Three decades later, CTL now serves children from every Georgia county. The nonprofit has become known for providing high-quality programming and other camps have followed their model, like Paul Newman’s Hole in the Wall Gang and Camp Boggy Creek. These inclusive camp experiences are essential, Hertz said, because it shows the campers that they’re not alone.
“One of the great things about camp is to get children and their families together and they can trade stories [and] problems,” he said. “It gives them some confidence that they can get through this because other people have dealt with it as well.”
Morrisey saw this value firsthand. Before joining CTL, she was in the healthcare business and volunteered as a counselor at one of CTL’s partner camps. Through working with the campers, she learned how to better manage her own health.
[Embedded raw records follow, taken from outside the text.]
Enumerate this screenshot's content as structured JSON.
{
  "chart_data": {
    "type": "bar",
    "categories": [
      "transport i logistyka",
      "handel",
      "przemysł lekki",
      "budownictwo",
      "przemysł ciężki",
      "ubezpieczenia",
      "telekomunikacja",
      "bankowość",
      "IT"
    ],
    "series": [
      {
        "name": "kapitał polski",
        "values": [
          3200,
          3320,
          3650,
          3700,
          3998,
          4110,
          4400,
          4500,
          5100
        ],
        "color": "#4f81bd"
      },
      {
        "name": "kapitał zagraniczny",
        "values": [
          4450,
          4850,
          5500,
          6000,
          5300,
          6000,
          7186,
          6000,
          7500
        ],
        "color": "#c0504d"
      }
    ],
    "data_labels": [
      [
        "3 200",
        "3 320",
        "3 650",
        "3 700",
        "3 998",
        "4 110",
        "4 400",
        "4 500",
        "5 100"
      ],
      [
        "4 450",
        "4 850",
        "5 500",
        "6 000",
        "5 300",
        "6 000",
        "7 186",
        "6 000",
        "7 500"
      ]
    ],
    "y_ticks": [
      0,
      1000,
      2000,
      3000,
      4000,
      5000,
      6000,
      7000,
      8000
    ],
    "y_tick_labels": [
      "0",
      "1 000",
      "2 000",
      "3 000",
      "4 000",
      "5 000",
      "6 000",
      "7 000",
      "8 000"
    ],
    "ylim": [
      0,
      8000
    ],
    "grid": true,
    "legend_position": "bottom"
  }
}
“There are so many things that happen outside of the four walls of a hospital or a doctor’s office that are important to a child and their family,” Morrisey said. “[As a counselor,] I learned more about managing my own diabetes better by being around those teenage girls at a camp than I ever did in a doctor’s office.”
In an effort to include everyone, CTL has a wide variety of programming, including summer camp, day camp, military family retreats, off-site adventure camping, family getaways and Camp-To-Go for kids who can’t leave the hospital. Striving to reduce the barrier to entry for these services, every camper receives a scholarship for camp regardless of their ability to pay, and 72 percent of campers attend with no cost to their family.